An engineer wants to build something useful, and advertising is not useful. I
mean really, who cares if 1% of a particular demographic switches from Tide to
Wisk? Do you really want to put your talents to use in that way?

------
rfugger
Modern advertising is a parasite on people's evolved cooperation mechanisms.
We naturally feel moved to do what those around us are doing, and advertising
preys on that instinct by providing it false social cues to encourage behavior
that is profitable for the advertiser.

------
jcmhn
I dislike advertising itself as much as the next engineer. I won't even
attempt to defend that position with logic, it's a visceral preference.

But I especially wouldn't want to work for advertisers. It seems natural that
such companies would be structured to have engineering work for sales and
marketing, with management acting as a funnel rather than an umbrella.

------
mikeash
First of all, how can you rationally hate something? Hate is inherently
irrational. Anybody who hates anything hates it irrationally. The title should
simply be, "Engineers hate advertising tech". The use of the word
"irrationally" is simply a lame attempt to paint us as being objectively
wrong, which doesn't even make sense.

Second, I think a lot of people have good reasons for disliking advertising
tech. Beyond a certain point, advertising essentially becomes a zero-sum game.
The people who see your ads are only going to spend so much money on stuff,
and once you've saturated that, the best you can do is move the money around.
It's unlikely that your product is vastly better than what people would
otherwise find. Advertising can certainly help get the word out about truly
excellent new products, but that use is vastly outweighed by simply trying to
switch people from one brand to another mostly equivalent one.

Because of this zero-sum nature of much advertising, it becomes a race to the
bottom. In most markets, if competing products A and B both improve an equal
amount, everybody benefits. In advertising, if competing ads A and B both
become more effective at selling, little changes. The better ad will continue
to work better, but the absolute effect will not change much. (In reality, all
ads compete against all other ads to an extent for people's money, but the
point still holds as long as you look at all of them.) The trouble is that an
ad's effectiveness is only loosely tied to its aesthetic value or utility to
the viewer. In other markets, when competitors race to improve their products,
the result is awesome products. In advertising, the result is ads that are
continually larger, louder, brighter, stupider, more difficult to bypass, more
insulting, and more annoying.
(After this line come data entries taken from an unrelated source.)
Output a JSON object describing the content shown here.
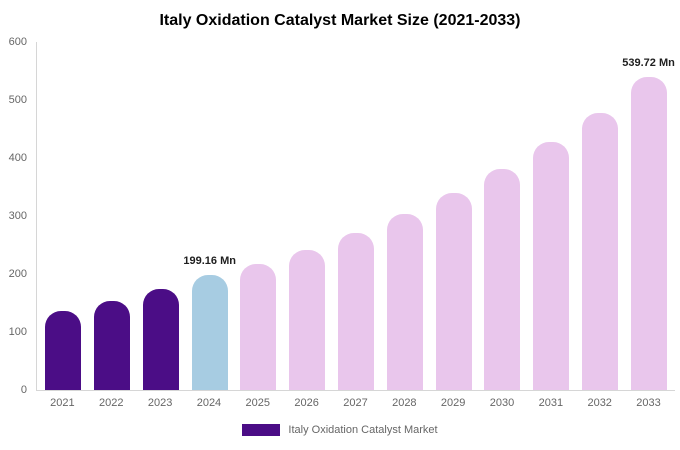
{
  "chart_data": {
    "type": "bar",
    "title": "Italy Oxidation Catalyst Market Size (2021-2033)",
    "categories": [
      "2021",
      "2022",
      "2023",
      "2024",
      "2025",
      "2026",
      "2027",
      "2028",
      "2029",
      "2030",
      "2031",
      "2032",
      "2033"
    ],
    "values": [
      137,
      154,
      174,
      199.16,
      217,
      242,
      270,
      303,
      340,
      381,
      427,
      478,
      539.72
    ],
    "bar_colors": [
      "#4b0d86",
      "#4b0d86",
      "#4b0d86",
      "#a7cce2",
      "#e9c6ec",
      "#e9c6ec",
      "#e9c6ec",
      "#e9c6ec",
      "#e9c6ec",
      "#e9c6ec",
      "#e9c6ec",
      "#e9c6ec",
      "#e9c6ec"
    ],
    "annotations": [
      {
        "index": 3,
        "label": "199.16 Mn"
      },
      {
        "index": 12,
        "label": "539.72 Mn"
      }
    ],
    "xlabel": "",
    "ylabel": "",
    "ylim": [
      0,
      600
    ],
    "yticks": [
      0,
      100,
      200,
      300,
      400,
      500,
      600
    ],
    "grid": false,
    "legend_position": "bottom",
    "series_colors": {
      "historical": "#4b0d86",
      "highlight": "#a7cce2",
      "forecast": "#e9c6ec"
    }
  },
  "legend": {
    "label": "Italy Oxidation Catalyst Market",
    "swatch_color": "#4b0d86"
  },
  "axis": {
    "line_color": "#d6d6d6",
    "tick_text_color": "#666666"
  }
}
Companies race to one-up each other's ads and
the rest of us are just collateral damage in their war.

Ads are intruding on more and more of our lives, including _things we pay
for_. Everybody I know hates sitting through ads after paying $BIGNUM at a
movie theater, but somehow the practice has become universal anyway. I suppose
it hurts sales less than it boosts revenues. This helps the theater, but it
doesn't help _me_. Tickets didn't get any cheaper when ads went in. For an
internet example, take Hulu Plus, which I understand is now showing ads to
paid subscribers.

Finally, and perhaps most importantly, ads are probably the single greatest
non-government mechanism for invading our privacy today. Ads work better when
they're targeted based on personal information, and the result is private
companies with vast amounts of information about everybody's browsing habits,
held and used in a completely opaque and unaccountable fashion. Ad networks
are becoming vast spy networks that just happen to be used for the relatively
benign purpose of getting us to buy stuff. And you wonder why we don't like ad
technology?

------
nirvana
I'm an engineer and I'm fascinated by the advertising space. In fact, one of
the things on my side project list that's been there for the past four years
is creating a mobile advertising network. I know its a big job and the
technical challenges are one of the reasons I haven't done it.

If I were looking to work for other people, the primary reason I would likely
not work for any of the advertising companies or startups I've looked at is
not the engineering challenges they face, nor any irrational hatred of
advertising, but the fact that ad companies are run by ad men.

Maybe a better word would be "MBA Types". There is a culture/group/whatever of
people who are different from me, who in many ways I have trouble relating to
and who seem to make decisions, in my experience, that are bad for engineering
and bad for the product, but good for short term business wins.

I'm not saying they are wrong or bad or that I irrationally hate them, just
that I long ago added to the list of things I look for in an employer a very
senior person (CTO for instance) who is an engineer. And then I look to make
sure that engineer is the one who has final say on engineering decisions.

Looking at most add startups "Team" pages, there are no engineers there at
all.

Certainly there is a cultural segment of people who really seem to hate the
idea of marketing, advertising, SEO, etc.

There's overlap with engineers, but I don't think this perspective is
intrinsic to engineers.